• Body found in water tank appears to be ‘four-five days old’: MLO
• DIG says cause of death is yet to be determined by doctors
KARACHI: Investigators are now treating the death of a seven-year-old boy, whose body was found in an underground water tank of the high-rise building he lived in 11 days after his disappearance, as a murder case after a post-mortem report confirmed that he was subjected to a sexual assault before being killed.
On January 7, Mohammed Sarim went to a madrassah on the premises of the same apartment complex he lived in but did not return. On Jan 18, he was found dead in the underground water tank of the same complex.
Doctors who performed the autopsy had said that the marks of injuries on the body suggested that it was “not an accidental death”.
The police had expressed the possibility that the water tank was not properly covered and that may have caused the boy to fall inside if he was playing nearby.
However, the report of a post-mortem examination, a copy of which is available with Dawn, has concluded that the minor boy was subjected to a sexual assault.
The report, prepared by Medico-Legal Officer Dr Ghazanfar Ali Shaheryar of the Abbasi Shaheed Hospital, stated that the victim had suffered 12 different injuries/wounds on various parts of the body and “all are ante-mortem’ (prior to death) except one injury (number four)”.
Although the body was found 11 days after his disappearance, the autopsy report stated that the boy had died “approximately four to five days” before the post-mortem examination.
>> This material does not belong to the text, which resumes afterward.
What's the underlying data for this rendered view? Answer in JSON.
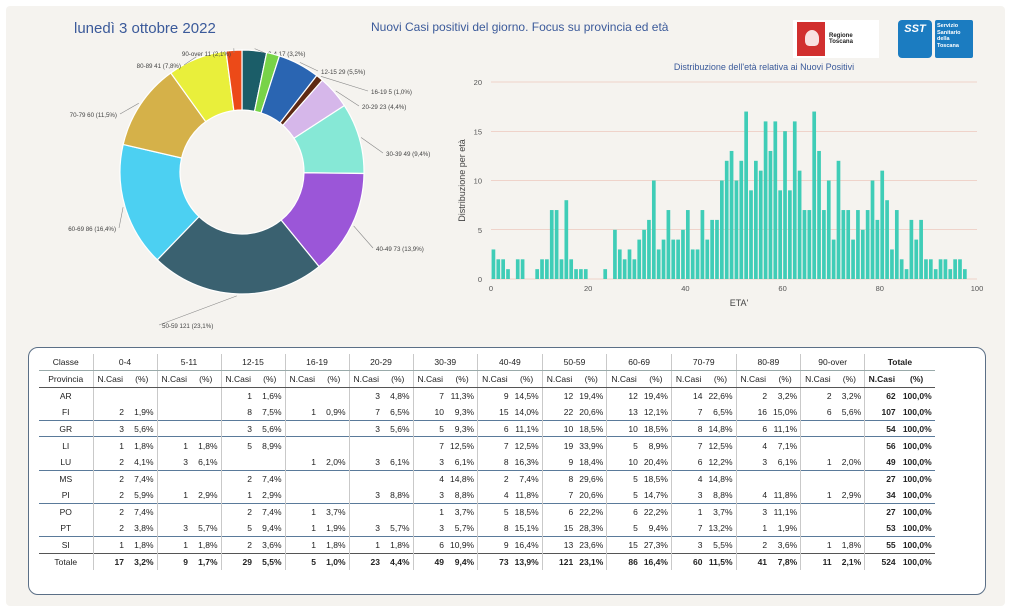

The fresh findings cast doubt on investigators’ efforts to recover the child, as it appeared that he was alive at least a week after his kidnapping.
However, DIG-West Irfan Ali Baloch told Dawn that the exact cause and time of the death was yet to be ascertained by doctors and he had not received the reports in this regard.
The officer added that a teacher of the seminary where the victim studied was already in the custody of the police and his DNA samples were being taken for cross-matching with the samples of the victim boy.